ICT science question: how can systems collect and use information to develop a human-like understanding of complex dynamic situations? More specifically: How can systems automatically determine the intent of an action? Current so-called ‘situational awareness systems’ are characterized by cleverly visualized and con­figurable operational pictures supporting the decisions of the human operator. If the human is taken out of the loop, the system becomes entirely ineffective. The unique approach of our demo is the integration of multiple artificial intelligence technologies into a seamlessly automatic operating solu­tion providing the highest end-user value.

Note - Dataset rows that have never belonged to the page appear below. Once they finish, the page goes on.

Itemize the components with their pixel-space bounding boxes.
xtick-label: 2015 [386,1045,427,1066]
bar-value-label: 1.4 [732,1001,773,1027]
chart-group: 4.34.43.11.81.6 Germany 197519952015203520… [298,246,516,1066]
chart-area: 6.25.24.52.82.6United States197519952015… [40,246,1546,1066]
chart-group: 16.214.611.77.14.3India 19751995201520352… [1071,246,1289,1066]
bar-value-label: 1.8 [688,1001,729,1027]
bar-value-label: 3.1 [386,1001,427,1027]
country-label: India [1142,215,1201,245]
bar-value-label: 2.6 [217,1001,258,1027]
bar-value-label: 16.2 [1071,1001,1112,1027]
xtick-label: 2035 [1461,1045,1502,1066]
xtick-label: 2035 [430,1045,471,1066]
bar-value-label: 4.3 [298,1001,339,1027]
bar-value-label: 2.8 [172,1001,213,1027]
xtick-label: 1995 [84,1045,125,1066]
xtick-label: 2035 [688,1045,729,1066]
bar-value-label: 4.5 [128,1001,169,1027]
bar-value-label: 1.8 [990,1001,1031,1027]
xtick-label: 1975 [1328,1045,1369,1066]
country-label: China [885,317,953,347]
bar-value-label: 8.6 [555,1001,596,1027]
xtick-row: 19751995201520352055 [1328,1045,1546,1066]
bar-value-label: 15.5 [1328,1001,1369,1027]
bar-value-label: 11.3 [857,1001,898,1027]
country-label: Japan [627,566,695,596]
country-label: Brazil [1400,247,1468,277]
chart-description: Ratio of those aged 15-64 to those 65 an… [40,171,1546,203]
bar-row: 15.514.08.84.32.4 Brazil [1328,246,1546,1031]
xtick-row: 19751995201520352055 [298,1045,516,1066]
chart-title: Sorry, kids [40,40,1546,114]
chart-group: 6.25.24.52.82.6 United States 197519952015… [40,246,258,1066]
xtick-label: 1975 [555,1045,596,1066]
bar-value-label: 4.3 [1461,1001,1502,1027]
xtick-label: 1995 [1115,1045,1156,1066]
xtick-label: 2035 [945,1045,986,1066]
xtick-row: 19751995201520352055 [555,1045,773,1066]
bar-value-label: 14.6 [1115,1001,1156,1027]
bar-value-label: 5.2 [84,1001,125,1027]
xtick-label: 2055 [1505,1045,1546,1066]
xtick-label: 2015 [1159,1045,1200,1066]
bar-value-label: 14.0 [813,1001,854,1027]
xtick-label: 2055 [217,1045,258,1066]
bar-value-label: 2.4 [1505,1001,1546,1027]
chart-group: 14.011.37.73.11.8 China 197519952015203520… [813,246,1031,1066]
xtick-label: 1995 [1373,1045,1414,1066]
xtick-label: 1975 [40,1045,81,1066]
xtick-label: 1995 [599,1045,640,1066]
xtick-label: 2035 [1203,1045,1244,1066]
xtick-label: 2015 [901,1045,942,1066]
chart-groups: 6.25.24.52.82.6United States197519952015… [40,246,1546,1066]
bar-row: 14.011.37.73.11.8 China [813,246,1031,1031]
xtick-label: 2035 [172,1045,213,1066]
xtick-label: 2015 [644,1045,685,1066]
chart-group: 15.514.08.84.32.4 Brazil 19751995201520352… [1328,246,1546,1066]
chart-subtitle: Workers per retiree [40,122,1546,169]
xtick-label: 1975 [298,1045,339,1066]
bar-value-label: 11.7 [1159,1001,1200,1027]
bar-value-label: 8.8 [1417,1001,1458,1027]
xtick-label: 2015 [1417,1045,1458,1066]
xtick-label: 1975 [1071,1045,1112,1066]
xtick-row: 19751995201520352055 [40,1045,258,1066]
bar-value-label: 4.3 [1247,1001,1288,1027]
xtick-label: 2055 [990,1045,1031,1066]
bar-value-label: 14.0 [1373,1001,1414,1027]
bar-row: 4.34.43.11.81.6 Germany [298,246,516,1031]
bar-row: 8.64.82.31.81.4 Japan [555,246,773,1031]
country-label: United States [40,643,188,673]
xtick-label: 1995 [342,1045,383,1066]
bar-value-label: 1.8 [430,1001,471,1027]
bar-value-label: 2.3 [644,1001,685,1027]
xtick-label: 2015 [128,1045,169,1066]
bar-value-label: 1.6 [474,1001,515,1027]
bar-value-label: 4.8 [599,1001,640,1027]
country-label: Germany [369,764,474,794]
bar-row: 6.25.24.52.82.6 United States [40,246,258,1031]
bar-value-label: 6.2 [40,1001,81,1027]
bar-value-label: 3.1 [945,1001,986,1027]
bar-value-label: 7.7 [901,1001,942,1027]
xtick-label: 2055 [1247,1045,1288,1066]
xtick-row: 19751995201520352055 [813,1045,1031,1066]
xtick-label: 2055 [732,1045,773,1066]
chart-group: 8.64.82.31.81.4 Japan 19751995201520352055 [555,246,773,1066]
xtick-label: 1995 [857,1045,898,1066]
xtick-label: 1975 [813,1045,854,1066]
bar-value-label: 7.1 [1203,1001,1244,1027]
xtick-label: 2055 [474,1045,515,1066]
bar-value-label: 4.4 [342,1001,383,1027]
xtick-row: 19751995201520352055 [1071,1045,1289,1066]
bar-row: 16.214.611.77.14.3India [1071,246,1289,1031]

Involved COMMIT/partners: Thales, VU Amsterdam, TU Delft, TU Eindhoven, TNO-ESI, Radboud Universiteit Nijmegen

Let an intelligent machine explain its decisions

More and more decisions that traditionally were taken by humans, are taken by in­telligent machines that perform complex reasoning. An automatic pilot can fly and even land an airplane. A medical expert system can propose diagnoses and treatments of patients based on their symptoms.

In current systems, only the results of the au­tomatic reasoning are shown to the user. This makes it hard for the user to understand and trust the results.

Our demo shows how a user of a safety and security system uses visualization to understand why and how an automatic reasoning system has reached its conclusions. This allows the user to gain both a better understanding of the situation and to improve trust in the reasoning system. More.

ICT science question: how can we best visualize the reasons why an automatic reasoning system has come up with certain conclusions? The combination of the use of probabilistic reasoning and subsequent visu­alization of the reasons behind the decision is new and especially important in costly and safety critical situations.

Involved COMMIT/partners: Thales, VU Amsterdam, TUDelft, TU/e, ESI, Radboud Nijmegen.